Paul J. Christensen (age 3) bottom left

Maybe the legacy of Paul “Chris” Christensen is this: Do whatever it takes to get the job done. It’s something he learned to do from an early age – and not in the best of circumstances. Family life for Chris at age 12 was very tough but he learned to rely on himself and he never complained

Yes, whatever it takes … to make it through.

By age 16 Chris would leave his home in Iowa for Denver just before the Great Depression where he took on odd jobs: an usher in a movie theater and an elevator operator, all while attending high school and then Barnes Business College. After graduating, he sold adding machines where he fine-tuned his people skills (many remember him as charismatic with an undeniable charm).
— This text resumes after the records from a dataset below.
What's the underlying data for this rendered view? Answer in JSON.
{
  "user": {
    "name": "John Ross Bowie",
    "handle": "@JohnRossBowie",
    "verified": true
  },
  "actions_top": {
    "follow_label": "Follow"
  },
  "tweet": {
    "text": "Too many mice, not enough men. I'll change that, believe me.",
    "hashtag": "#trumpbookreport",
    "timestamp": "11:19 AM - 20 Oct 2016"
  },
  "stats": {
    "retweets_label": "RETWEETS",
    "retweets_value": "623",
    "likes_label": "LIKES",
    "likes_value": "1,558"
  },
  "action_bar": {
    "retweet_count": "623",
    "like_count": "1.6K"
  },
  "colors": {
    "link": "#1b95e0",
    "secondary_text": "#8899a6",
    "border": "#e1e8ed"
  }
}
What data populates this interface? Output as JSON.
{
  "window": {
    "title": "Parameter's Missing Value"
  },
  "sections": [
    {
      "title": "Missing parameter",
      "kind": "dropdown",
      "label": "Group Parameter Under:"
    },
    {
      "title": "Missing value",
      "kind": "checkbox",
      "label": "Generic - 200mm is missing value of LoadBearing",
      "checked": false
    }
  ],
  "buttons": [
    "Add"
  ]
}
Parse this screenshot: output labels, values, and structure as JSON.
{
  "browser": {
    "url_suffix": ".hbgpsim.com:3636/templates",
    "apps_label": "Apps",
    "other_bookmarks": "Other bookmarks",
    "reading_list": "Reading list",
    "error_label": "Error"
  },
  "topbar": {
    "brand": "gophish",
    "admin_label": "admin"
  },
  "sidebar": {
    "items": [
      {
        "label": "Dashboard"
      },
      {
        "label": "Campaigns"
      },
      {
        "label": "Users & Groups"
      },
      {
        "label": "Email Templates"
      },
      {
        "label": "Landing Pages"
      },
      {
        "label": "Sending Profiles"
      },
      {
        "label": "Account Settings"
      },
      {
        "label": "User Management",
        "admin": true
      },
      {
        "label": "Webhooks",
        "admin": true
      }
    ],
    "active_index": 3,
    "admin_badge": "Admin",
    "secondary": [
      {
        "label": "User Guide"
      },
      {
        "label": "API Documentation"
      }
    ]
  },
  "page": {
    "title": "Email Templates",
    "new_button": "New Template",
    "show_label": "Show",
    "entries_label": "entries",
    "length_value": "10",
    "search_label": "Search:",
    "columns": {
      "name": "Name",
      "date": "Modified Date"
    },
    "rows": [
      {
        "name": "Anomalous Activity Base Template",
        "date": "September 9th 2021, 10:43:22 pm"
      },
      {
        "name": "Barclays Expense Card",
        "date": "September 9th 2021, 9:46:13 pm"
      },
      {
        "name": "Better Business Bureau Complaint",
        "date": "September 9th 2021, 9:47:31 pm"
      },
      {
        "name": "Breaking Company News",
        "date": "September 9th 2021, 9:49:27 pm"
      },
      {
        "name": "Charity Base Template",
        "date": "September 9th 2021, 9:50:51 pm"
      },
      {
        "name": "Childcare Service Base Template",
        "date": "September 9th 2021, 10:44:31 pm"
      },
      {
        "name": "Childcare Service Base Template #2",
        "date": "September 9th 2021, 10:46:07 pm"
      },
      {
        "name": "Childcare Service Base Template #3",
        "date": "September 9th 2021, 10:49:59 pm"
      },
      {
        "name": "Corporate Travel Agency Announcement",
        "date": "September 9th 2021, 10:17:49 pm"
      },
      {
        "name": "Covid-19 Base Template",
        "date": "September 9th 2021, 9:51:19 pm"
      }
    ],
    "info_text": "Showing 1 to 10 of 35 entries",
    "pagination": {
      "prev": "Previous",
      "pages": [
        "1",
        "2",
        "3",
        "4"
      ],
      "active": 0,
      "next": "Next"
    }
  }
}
Ultimately he landed a job as a comptroller in the general accounting office of the U.S. government during World War II where he audited airlines at Stapleton Airport in Denver. 

Search deeply enough into the pasts of all great businesspeople and you’ll undoubtedly find a distinct moment in time when they saw an opportunity and then seized on it with relentless zeal
– all hurdles be damned. 

After World War II, planes were being retrofitted from the military for commercial use at Stapleton. To Chris, the opportunity was a clear as a Colorado blue sky. And it would turn into a life-long business and much more.

It was 1945 the birth of Aviation Service Supply Company to furnish those changing airlines with essentially anything they needed. And Chris coddled it like a baby in those early days, spending countless hours tending to details, buying buildings and leasing them back to the business and nurturing the budding customer relationships.

He wasn’t immune to hard work. The story goes that at age nine, he worked in a dairy – paid with milk. But soon, the manager grew impressed enough with Chris’s work ethic that he started paying him a small wage.

That work ethic matured with time and Chris proved it by laying the foundation (quite literally) for his new business when he bought the land in 1952 that the company now rests on even to this day. 


3900 Ulster St Building Main Entrance 1956

3900 Ulster St Building South Dock 1956

And by 1963, Chris took charge, buying enough stock to become the majority owner and raising the company to new heights.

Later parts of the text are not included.